Rasmus: I guess. Our source of inspiration comes naturally, and it is not planned. But in retrospect, I might be able t osee "Guillotine" as a hybrid between "Daikini" (the darkness) and "Ebola" (cut-to-the-bone song-writing). Outside of the Danish borders, you seem to enjoy huge success in Eastern Europe in particular, and you tour there regularly. Why do you think that is?
Rasmus: In many years we toured the UK mostly, and the years before that we often went to the Benelux area. The last couple of years we have visited Eastern Europe quite often. We go where we are wanted; no greater plan behind it, actually. We are not a big band who can decide which territory we want to play in; we need to go where the bookers want us, and where people wanna go see us. You have a European tour planned, set to begin shortly. How did that come to be? What are your expectations for this tour?
Rasmus: A hard-working team of cool Czech dudes has coordinated the tour and - as always - we are in for a hell of a ride. I expect lots of crazy partying and rowdy punk gigs. What are some of your favorite cities and venues to play, both domestic and abroad?
Rasmus: In Denmark I always enjoy playing in cities like Århus, Roskilde and Fredericia - and of course our hometown of Copenhagen. Outside of Denmark I enjoy most of the places. A special place in my heart will always be Iceland. We have played there many times, and will be back again in July (ed. the Eistnaflug Festival). Great people and cities; I really like that place. What does the future have in store for you guys in terms of immediate and long-term plans and ambitions?
Rasmus: We are not a heavy touring band, and will never be, but we've got plenty of gigs lined up for the summer, and stuff in the works for the autumn and winter as well - as well as touring plans for the beginning of 2014. The main plan is to present "Guillotine" to a live audience and keep spreading our music.
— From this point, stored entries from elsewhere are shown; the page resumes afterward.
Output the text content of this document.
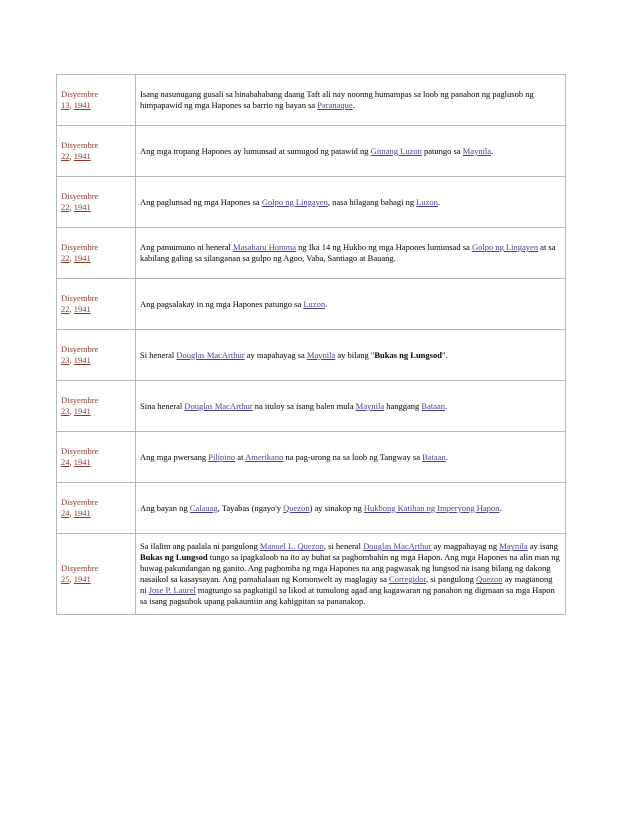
Disyembre
13, 1941	Isang nasunugang gusali sa hinabahabang daang Taft ali nay noonng humampas sa loob ng panahon ng paglusob ng himpapawid ng mga Hapones sa barrio ng bayan sa Paranaque.
Disyembre
22, 1941	Ang mga tropang Hapones ay lumunsad at sumugod ng patawid ng Gitnang Luzon patungo sa Maynila.
Disyembre
22, 1941	Ang paglunsad ng mga Hapones sa Golpo ng Lingayen, nasa hilagang bahagi ng Luzon.
Disyembre
22, 1941	Ang pamumuno ni heneral Masaharu Homma ng Ika 14 ng Hukbo ng mga Hapones lumunsad sa Golpo ng Lingayen at sa kabilang galing sa silanganan sa gulpo ng Agoo, Vaba, Santiago at Bauang.
Disyembre
22, 1941	Ang pagsalakay in ng mga Hapones patungo sa Luzon.
Disyembre
23, 1941	Si heneral Douglas MacArthur ay mapahayag sa Maynila ay bilang "Bukas ng Lungsod".
Disyembre
23, 1941	Sina heneral Douglas MacArthur na ituloy sa isang balen mula Maynila hanggang Bataan.
Disyembre
24, 1941	Ang mga pwersang Pilipino at Amerikano na pag-urong na sa loob ng Tangway sa Bataan.
Disyembre
24, 1941	Ang bayan ng Calauag, Tayabas (ngayo'y Quezon) ay sinakop ng Hukbong Katihan ng Imperyong Hapon.
Disyembre
25, 1941	Sa ilalim ang paalala ni pangulong Manuel L. Quezon, si heneral Douglas MacArthur ay magpahayag ng Maynila ay isang Bukas ng Lungsod tungo sa ipagkaloob na ito ay buhat sa pagbombahin ng mga Hapon. Ang mga Hapones na alin man ng huwag pakundangan ng ganito. Ang pagbomba ng mga Hapones na ang pagwasak ng lungsod na isang bilang ng dakong nasaikol sa kasaysayan. Ang pamahalaan ng Komonwelt ay maglagay sa Corregidor, si pangulong Quezon ay magtanong ni Jose P. Laurel magtungo sa pagkatigil sa likod at tumulong agad ang kagawaran ng panahon ng digmaan sa mga Hapon sa isang pagsubok upang pakauntiin ang kahigpitan sa pananakop.
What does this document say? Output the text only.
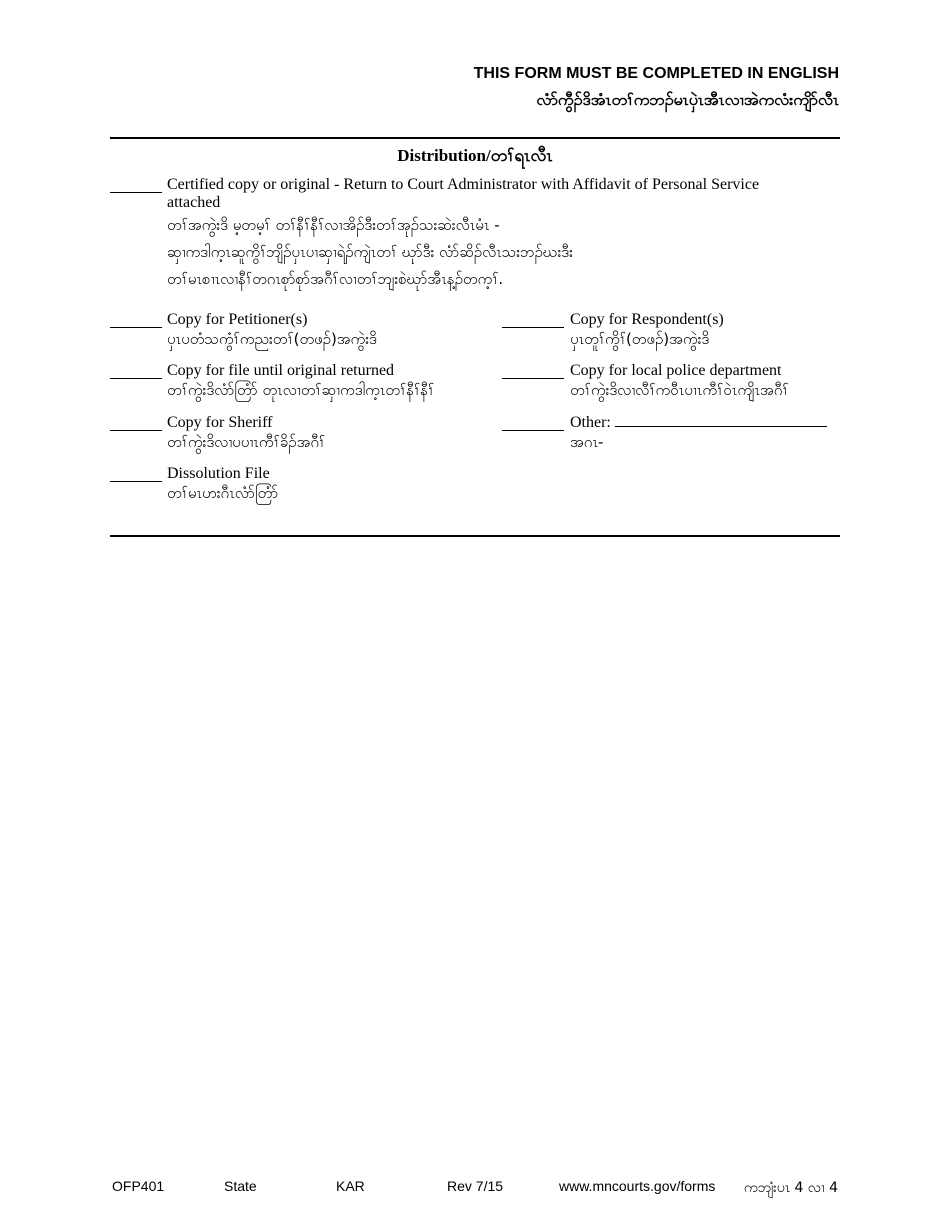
THIS FORM MUST BE COMPLETED IN ENGLISH
လံာ်ကွီၣ်ဒိအံၤတၢ်ကဘၣ်မၤပှဲၤအီၤလၢအဲကလံးကျိာ်လီၤ
Distribution/တၢ်ရၤလီၤ
Certified copy or original - Return to Court Administrator with Affidavit of Personal Service
attached
တၢ်အကွဲးဒိ မ့တမ့ၢ် တၢ်နီၢ်နီၢ်လၢအိၣ်ဒီးတၢ်အုၣ်သးဆဲးလီၤမံၤ -
ဆှၢကဒါက့ၤဆူကွိၢ်ဘျိၣ်ပှၤပၢဆှၢရဲၣ်ကျဲၤတၢ် ဃုာ်ဒီး လံာ်ဆိၣ်လီၤသးဘၣ်ဃးဒီး
တၢ်မၤစၢၤလၢနီၢ်တဂၤစုာ်စုာ်အဂီၢ်လၢတၢ်ဘျးစဲဃုာ်အီၤန့ၣ်တက့ၢ်.
Copy for Petitioner(s)
ပှၤပတံသကွံၢ်ကညးတၢ်(တဖၣ်)အကွဲးဒိ
Copy for Respondent(s)
ပှၤတူၢ်ကွိၢ်(တဖၣ်)အကွဲးဒိ
Copy for file until original returned
တၢ်ကွဲးဒိလံာ်တြံာ် တုၤလၢတၢ်ဆှၢကဒါက့ၤတၢ်နီၢ်နီၢ်
Copy for local police department
တၢ်ကွဲးဒိလၢလီၢ်ကဝီၤပၢၤကီၢ်ဝဲၤကျိၤအဂီၢ်
Copy for Sheriff
တၢ်ကွဲးဒိလၢပပၢၤကီၢ်ခိၣ်အဂီၢ်
Other:
အဂၤ-
Dissolution File
တၢ်မၤဟးဂီၤလံာ်တြံာ်
OFP401	State	KAR	Rev 7/15	www.mncourts.gov/forms ကဘျံးပၤ 4 လၢ 4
Personally, this album will most likely be my last with the band. The Psyke Project have been part of my life since I was a wild teen, so I want to leave this life-project as well as possible. With this album I believe I will be able to look back and be satisfied with what we've created and accomplished as a band - and as a little group of friends. Nothing lasts forever, and it's time for me to move on and focus on other projects. If the band want to continue with a new drummer, that's totally fine by me. I would love to see the band evolve in a new direction without my presence. "Guillotine" is the album I always wanted to create, so it makes perfect sense for me to quit while I still love this with all my heart. That was the last question, so I'll leave it to you in case you want to make any final comments, shout-outs and the like?
Rasmus: If life is like a 9-map HALO game, I've reached the end of level 3. Still plenty of time left to enjoy the game, but it's only a matter of time before I reach "Game Over". I will use my time well!